- 1 tablespoon olive oil
- 1 package (20 oz) boneless skinless chicken thighs, cut in 1-inch pieces
- 1 medium red bell pepper, seeded and coarsely chopped (about 1 cup)
- 1 medium poblano chile, seeded and coarsely chopped (about 3/4 cup)
- 1 cup chopped onions
- 3 cloves garlic, finely chopped
- 1 can (28 oz) Muir Glen™ organic fire roasted crushed tomatoes, undrained
- 1 1/2 cups Progresso™ chicken broth (from 32-oz carton)
- 12 oz uncooked penne pasta (3 1/2 cups)
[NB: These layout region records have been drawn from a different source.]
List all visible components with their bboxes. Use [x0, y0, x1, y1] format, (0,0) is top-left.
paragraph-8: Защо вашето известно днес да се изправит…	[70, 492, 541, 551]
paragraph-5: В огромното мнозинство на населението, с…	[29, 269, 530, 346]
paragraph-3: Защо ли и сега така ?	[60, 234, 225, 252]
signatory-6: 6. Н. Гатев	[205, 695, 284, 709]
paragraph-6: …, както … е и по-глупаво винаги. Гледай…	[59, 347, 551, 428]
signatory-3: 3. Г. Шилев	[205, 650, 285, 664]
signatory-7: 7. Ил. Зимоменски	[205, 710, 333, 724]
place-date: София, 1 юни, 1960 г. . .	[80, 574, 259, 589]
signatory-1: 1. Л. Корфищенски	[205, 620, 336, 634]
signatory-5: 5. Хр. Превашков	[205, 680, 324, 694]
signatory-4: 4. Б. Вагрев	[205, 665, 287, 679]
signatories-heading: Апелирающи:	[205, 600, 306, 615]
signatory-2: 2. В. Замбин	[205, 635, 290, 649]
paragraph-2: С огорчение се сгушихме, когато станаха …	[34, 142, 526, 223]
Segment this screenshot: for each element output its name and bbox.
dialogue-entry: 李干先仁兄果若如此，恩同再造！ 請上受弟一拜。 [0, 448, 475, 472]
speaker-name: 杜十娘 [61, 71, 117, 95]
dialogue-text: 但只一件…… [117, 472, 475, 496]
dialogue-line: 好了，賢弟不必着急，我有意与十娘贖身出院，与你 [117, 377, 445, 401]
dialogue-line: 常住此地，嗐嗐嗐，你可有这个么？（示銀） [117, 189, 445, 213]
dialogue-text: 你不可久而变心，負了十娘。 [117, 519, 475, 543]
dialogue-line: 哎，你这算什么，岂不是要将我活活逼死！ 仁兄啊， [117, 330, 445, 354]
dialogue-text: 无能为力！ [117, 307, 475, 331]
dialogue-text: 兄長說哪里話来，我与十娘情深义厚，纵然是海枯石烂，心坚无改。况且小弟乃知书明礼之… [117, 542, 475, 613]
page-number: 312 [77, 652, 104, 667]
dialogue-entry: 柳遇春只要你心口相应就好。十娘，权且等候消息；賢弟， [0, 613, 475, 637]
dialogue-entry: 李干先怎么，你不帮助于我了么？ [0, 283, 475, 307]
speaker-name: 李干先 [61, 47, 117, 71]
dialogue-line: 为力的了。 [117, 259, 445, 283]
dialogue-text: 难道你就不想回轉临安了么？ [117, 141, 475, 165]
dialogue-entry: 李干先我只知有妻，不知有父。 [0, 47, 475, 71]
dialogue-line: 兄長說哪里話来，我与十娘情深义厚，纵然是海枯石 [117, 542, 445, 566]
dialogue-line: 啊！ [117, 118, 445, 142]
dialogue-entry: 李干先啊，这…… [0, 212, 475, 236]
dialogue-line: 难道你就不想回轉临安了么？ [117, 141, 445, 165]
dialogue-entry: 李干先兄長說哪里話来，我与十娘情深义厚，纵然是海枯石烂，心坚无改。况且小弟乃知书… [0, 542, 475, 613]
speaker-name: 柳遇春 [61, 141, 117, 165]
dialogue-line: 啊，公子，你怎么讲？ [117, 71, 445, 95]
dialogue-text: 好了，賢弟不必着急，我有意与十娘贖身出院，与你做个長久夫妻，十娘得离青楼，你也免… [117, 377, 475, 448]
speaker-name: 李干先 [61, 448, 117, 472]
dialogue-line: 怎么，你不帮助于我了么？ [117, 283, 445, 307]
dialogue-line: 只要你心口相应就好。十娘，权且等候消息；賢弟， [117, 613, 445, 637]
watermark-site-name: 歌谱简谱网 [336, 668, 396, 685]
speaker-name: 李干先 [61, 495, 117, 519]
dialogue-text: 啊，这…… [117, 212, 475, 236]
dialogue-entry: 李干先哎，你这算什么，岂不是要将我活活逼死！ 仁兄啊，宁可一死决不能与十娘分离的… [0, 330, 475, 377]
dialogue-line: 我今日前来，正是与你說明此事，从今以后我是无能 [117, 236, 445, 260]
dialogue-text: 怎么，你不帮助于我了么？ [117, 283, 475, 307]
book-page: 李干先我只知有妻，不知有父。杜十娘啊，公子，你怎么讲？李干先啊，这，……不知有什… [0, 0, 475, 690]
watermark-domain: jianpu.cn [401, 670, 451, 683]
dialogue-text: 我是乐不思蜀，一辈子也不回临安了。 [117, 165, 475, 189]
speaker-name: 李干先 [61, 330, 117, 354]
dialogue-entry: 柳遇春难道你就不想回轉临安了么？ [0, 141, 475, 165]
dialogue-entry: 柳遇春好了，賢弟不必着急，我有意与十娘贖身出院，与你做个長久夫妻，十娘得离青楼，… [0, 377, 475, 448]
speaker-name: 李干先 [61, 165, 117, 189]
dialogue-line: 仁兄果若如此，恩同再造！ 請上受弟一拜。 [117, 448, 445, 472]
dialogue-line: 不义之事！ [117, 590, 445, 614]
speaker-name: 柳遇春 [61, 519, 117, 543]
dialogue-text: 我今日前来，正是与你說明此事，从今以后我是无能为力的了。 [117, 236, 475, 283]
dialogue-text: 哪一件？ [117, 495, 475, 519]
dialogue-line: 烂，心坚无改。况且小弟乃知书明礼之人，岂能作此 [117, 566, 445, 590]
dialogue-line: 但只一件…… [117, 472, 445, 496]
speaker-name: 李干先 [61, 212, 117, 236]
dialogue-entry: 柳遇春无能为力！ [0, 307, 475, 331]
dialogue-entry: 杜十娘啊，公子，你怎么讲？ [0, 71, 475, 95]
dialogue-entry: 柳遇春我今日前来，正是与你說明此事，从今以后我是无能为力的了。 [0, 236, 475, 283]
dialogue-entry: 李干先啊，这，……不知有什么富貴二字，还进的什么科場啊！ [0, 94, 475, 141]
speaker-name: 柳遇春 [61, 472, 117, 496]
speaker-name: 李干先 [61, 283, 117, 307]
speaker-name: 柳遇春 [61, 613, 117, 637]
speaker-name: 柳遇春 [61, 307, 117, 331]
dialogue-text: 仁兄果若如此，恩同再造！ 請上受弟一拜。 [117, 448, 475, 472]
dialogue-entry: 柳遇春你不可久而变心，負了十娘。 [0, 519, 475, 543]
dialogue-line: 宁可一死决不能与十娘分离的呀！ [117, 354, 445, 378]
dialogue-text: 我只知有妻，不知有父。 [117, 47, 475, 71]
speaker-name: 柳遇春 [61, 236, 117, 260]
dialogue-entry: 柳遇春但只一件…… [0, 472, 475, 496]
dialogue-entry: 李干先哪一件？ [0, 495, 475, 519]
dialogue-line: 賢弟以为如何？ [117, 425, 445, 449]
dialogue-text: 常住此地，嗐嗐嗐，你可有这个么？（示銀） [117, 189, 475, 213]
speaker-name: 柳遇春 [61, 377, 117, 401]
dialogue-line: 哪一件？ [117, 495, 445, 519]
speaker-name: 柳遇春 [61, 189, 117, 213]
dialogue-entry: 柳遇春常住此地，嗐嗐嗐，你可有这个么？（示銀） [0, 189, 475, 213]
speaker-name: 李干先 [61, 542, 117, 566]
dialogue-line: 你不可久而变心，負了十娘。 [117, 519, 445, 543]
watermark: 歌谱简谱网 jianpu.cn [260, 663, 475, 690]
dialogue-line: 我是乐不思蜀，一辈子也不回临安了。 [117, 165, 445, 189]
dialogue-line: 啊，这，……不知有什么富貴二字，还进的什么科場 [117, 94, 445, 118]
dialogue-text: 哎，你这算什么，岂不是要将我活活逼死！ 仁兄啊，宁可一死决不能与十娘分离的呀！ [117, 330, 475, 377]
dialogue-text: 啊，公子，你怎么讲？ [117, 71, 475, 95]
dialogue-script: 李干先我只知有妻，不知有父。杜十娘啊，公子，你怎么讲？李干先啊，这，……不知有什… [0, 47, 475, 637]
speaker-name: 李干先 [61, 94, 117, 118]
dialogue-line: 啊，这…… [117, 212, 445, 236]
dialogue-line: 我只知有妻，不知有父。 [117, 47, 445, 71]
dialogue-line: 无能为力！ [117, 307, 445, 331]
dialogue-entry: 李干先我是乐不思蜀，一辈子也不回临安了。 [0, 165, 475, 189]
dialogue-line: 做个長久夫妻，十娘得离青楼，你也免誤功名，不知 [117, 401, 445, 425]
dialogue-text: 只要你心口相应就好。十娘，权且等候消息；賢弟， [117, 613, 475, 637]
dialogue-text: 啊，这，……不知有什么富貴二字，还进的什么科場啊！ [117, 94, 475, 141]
- 1 package (0.85 oz) Old El Paso™ chipotle chicken slow cooker seasoning mix
- 1 package (8 oz) cream cheese, softened
- 1/2 cup chopped fresh cilantro
- 1/2 cup crumbled Cotija cheese
- 1/4 cup sliced green onions
Step 1 On 6-quart Instant Pot™, select SAUTE; adjust to normal. Heat oil in insert. Add chicken; cook 5 minutes, stirring occasionally. Add bell pepper, poblano chile, onions and garlic; continue to cook 2 to 3 minutes, stirring occasionally, until vegetables just begin to soften. Select CANCEL.
Step 2 Stir in tomatoes, broth, pasta and seasoning mix. Secure lid; set pressure valve to SEALING. Select MANUAL; cook on high pressure 7 minutes. Select CANCEL. Set pressure valve to VENTING to quick-release pressure.
Step 3 Stir in cream cheese and 1/4 cup of the cilantro until cheese melts. Let stand 5 minutes. Garnish with remaining 1/4 cup cilantro, the Cotija cheese and green onions.